Monday, 7 October 2019

I Chime in the Wind

Yo, what's up? It's time for another poem! It's midterms week here at Trinity, and you know what that means! STRESS DREAMS!!! WOOOO! WE LOVE HER!!!

So, here is a poem I wrote about a god awful dream I had in which I was embedded with glass needles. It was a pretty lit time, but the weirdest part was waking up and being like "oh hey, what the fuck? That wasn't real?" (As you can tell, I'm very eloquent and have would never deign to speak in the common tongue, but only allow the highest speech to grace my lips)

I hope all of the one person who will ever read this enjoys this poem. I've been working on it since last summer and I finally think it's ready! The part about Pachinko was really hard to get right, and it still doesn't quite work.
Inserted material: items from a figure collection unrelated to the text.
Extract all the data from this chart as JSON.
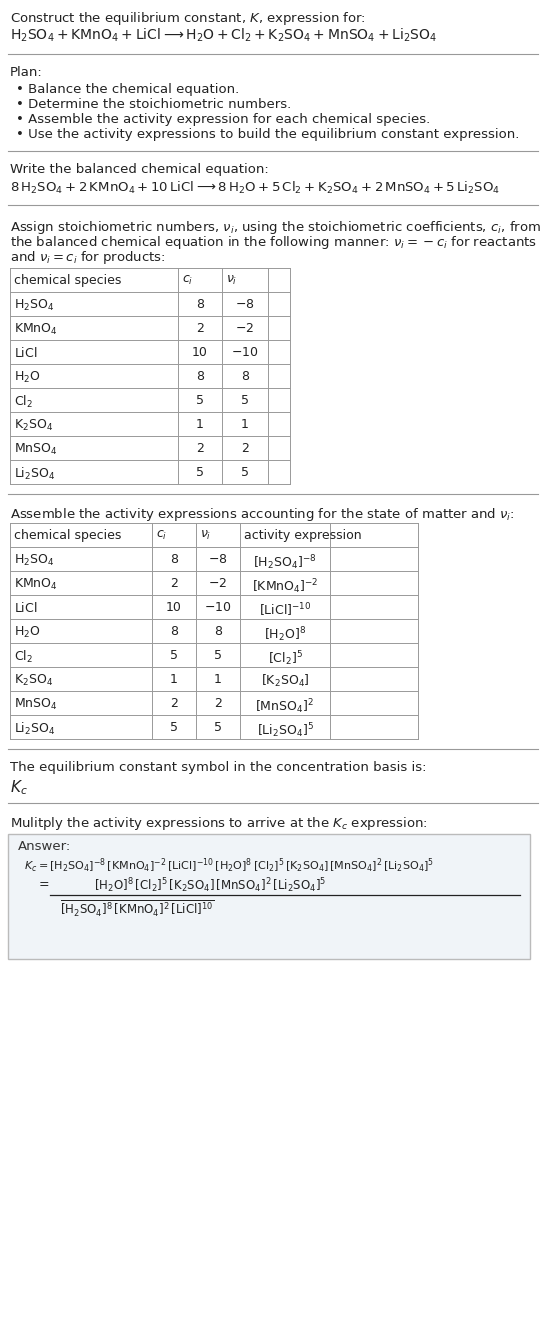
{
  "bg_color": "#ffffff",
  "text_color": "#222222",
  "title_line1": "Construct the equilibrium constant, $K$, expression for:",
  "title_line2": "$\\mathrm{H_2SO_4 + KMnO_4 + LiCl \\longrightarrow H_2O + Cl_2 + K_2SO_4 + MnSO_4 + Li_2SO_4}$",
  "plan_header": "Plan:",
  "plan_items": [
    "Balance the chemical equation.",
    "Determine the stoichiometric numbers.",
    "Assemble the activity expression for each chemical species.",
    "Use the activity expressions to build the equilibrium constant expression."
  ],
  "balanced_header": "Write the balanced chemical equation:",
  "balanced_eq": "$8\\,\\mathrm{H_2SO_4} + 2\\,\\mathrm{KMnO_4} + 10\\,\\mathrm{LiCl} \\longrightarrow 8\\,\\mathrm{H_2O} + 5\\,\\mathrm{Cl_2} + \\mathrm{K_2SO_4} + 2\\,\\mathrm{MnSO_4} + 5\\,\\mathrm{Li_2SO_4}$",
  "stoich_intro1": "Assign stoichiometric numbers, $\\nu_i$, using the stoichiometric coefficients, $c_i$, from",
  "stoich_intro2": "the balanced chemical equation in the following manner: $\\nu_i = -c_i$ for reactants",
  "stoich_intro3": "and $\\nu_i = c_i$ for products:",
  "table1_headers": [
    "chemical species",
    "$c_i$",
    "$\\nu_i$"
  ],
  "table1_data": [
    [
      "$\\mathrm{H_2SO_4}$",
      "8",
      "$-8$"
    ],
    [
      "$\\mathrm{KMnO_4}$",
      "2",
      "$-2$"
    ],
    [
      "$\\mathrm{LiCl}$",
      "10",
      "$-10$"
    ],
    [
      "$\\mathrm{H_2O}$",
      "8",
      "8"
    ],
    [
      "$\\mathrm{Cl_2}$",
      "5",
      "5"
    ],
    [
      "$\\mathrm{K_2SO_4}$",
      "1",
      "1"
    ],
    [
      "$\\mathrm{MnSO_4}$",
      "2",
      "2"
    ],
    [
      "$\\mathrm{Li_2SO_4}$",
      "5",
      "5"
    ]
  ],
  "activity_intro": "Assemble the activity expressions accounting for the state of matter and $\\nu_i$:",
  "table2_headers": [
    "chemical species",
    "$c_i$",
    "$\\nu_i$",
    "activity expression"
  ],
  "table2_data": [
    [
      "$\\mathrm{H_2SO_4}$",
      "8",
      "$-8$",
      "$[\\mathrm{H_2SO_4}]^{-8}$"
    ],
    [
      "$\\mathrm{KMnO_4}$",
      "2",
      "$-2$",
      "$[\\mathrm{KMnO_4}]^{-2}$"
    ],
    [
      "$\\mathrm{LiCl}$",
      "10",
      "$-10$",
      "$[\\mathrm{LiCl}]^{-10}$"
    ],
    [
      "$\\mathrm{H_2O}$",
      "8",
      "8",
      "$[\\mathrm{H_2O}]^{8}$"
    ],
    [
      "$\\mathrm{Cl_2}$",
      "5",
      "5",
      "$[\\mathrm{Cl_2}]^{5}$"
    ],
    [
      "$\\mathrm{K_2SO_4}$",
      "1",
      "1",
      "$[\\mathrm{K_2SO_4}]$"
    ],
    [
      "$\\mathrm{MnSO_4}$",
      "2",
      "2",
      "$[\\mathrm{MnSO_4}]^{2}$"
    ],
    [
      "$\\mathrm{Li_2SO_4}$",
      "5",
      "5",
      "$[\\mathrm{Li_2SO_4}]^{5}$"
    ]
  ],
  "kc_intro": "The equilibrium constant symbol in the concentration basis is:",
  "kc_symbol": "$K_c$",
  "multiply_intro": "Mulitply the activity expressions to arrive at the $K_c$ expression:",
  "answer_label": "Answer:",
  "answer_line1": "$K_c = [\\mathrm{H_2SO_4}]^{-8}\\,[\\mathrm{KMnO_4}]^{-2}\\,[\\mathrm{LiCl}]^{-10}\\,[\\mathrm{H_2O}]^{8}\\,[\\mathrm{Cl_2}]^{5}\\,[\\mathrm{K_2SO_4}]\\,[\\mathrm{MnSO_4}]^{2}\\,[\\mathrm{Li_2SO_4}]^{5}$",
  "answer_line2": "$\\quad\\quad\\quad [\\mathrm{H_2O}]^{8}\\,[\\mathrm{Cl_2}]^{5}\\,[\\mathrm{K_2SO_4}]\\,[\\mathrm{MnSO_4}]^{2}\\,[\\mathrm{Li_2SO_4}]^{5}$",
  "answer_line2_prefix": "$=$",
  "answer_line3": "$\\overline{[\\mathrm{H_2SO_4}]^{8}\\,[\\mathrm{KMnO_4}]^{2}\\,[\\mathrm{LiCl}]^{10}}$"
}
Tell me if you have any suggestions!

Here's the poem:
I Chime in the Wind

I am a cactus
Glass spines embedded
In chlorophyll flesh

Deep in my marrow
The wind pulls
(I feel it now, 
Clear and ringing pain,
Like teaspoons
On champagne flutes)

Tears trickle
From one Pachinko peg
To the next
To the next 
To the next.

I touch my quills
I pluck the barbs.
(Like unripe fruit,
They do not give.)

I swallow and am 
Chewed alive 

When I wake, 
Cautious fingers probe soft skin
And I am surprised to find myself

Whole. 

Wednesday, 2 October 2019

Mother

Mother

let me hold you and caress you.
like I once did,
long, long ago,
when you were still mine.

let me breathe love into your lungs.
let me make you Mine again.
let me dig my potter’s hands into your supple skin.
let me in
let me in
let Me in


Background

This poem is actually an excerpt from a terrible one I wrote in 2015. I must've been a sophomore or junior in high school, and I found out that they were taking submissions for our school lit mag. I decided to write a poem, in the middle of lunch, that was a dialogue between Mother Nature and society (cringey, I know). I don't think I even edited it, I just submitted it right away. I can't remember if it was accepted or not...

Anyway, I came across it the other day when I was going through my old Google drive writing folder. I hadn't seen it in years, but I really loved the first four lines of the poem, which I took directly from that poem, and I played around with it until it accidentally became this. I hope you all like it, took me ages to get that line about potter's hands just right. The thing that finally cemented it was Wild Geese by Mary Oliver, which doesn't talk at all about potters or hands, but just weirdly made me think of the phrase. (If you haven't read it, you're in for a treat!)

I'm excited to post more on here, for the three people that will read it. I hope all three of you enjoy reading this as much as I enjoy writing it, though I must admit it feels odd to take something you've worked so hard on and throw it into the aether.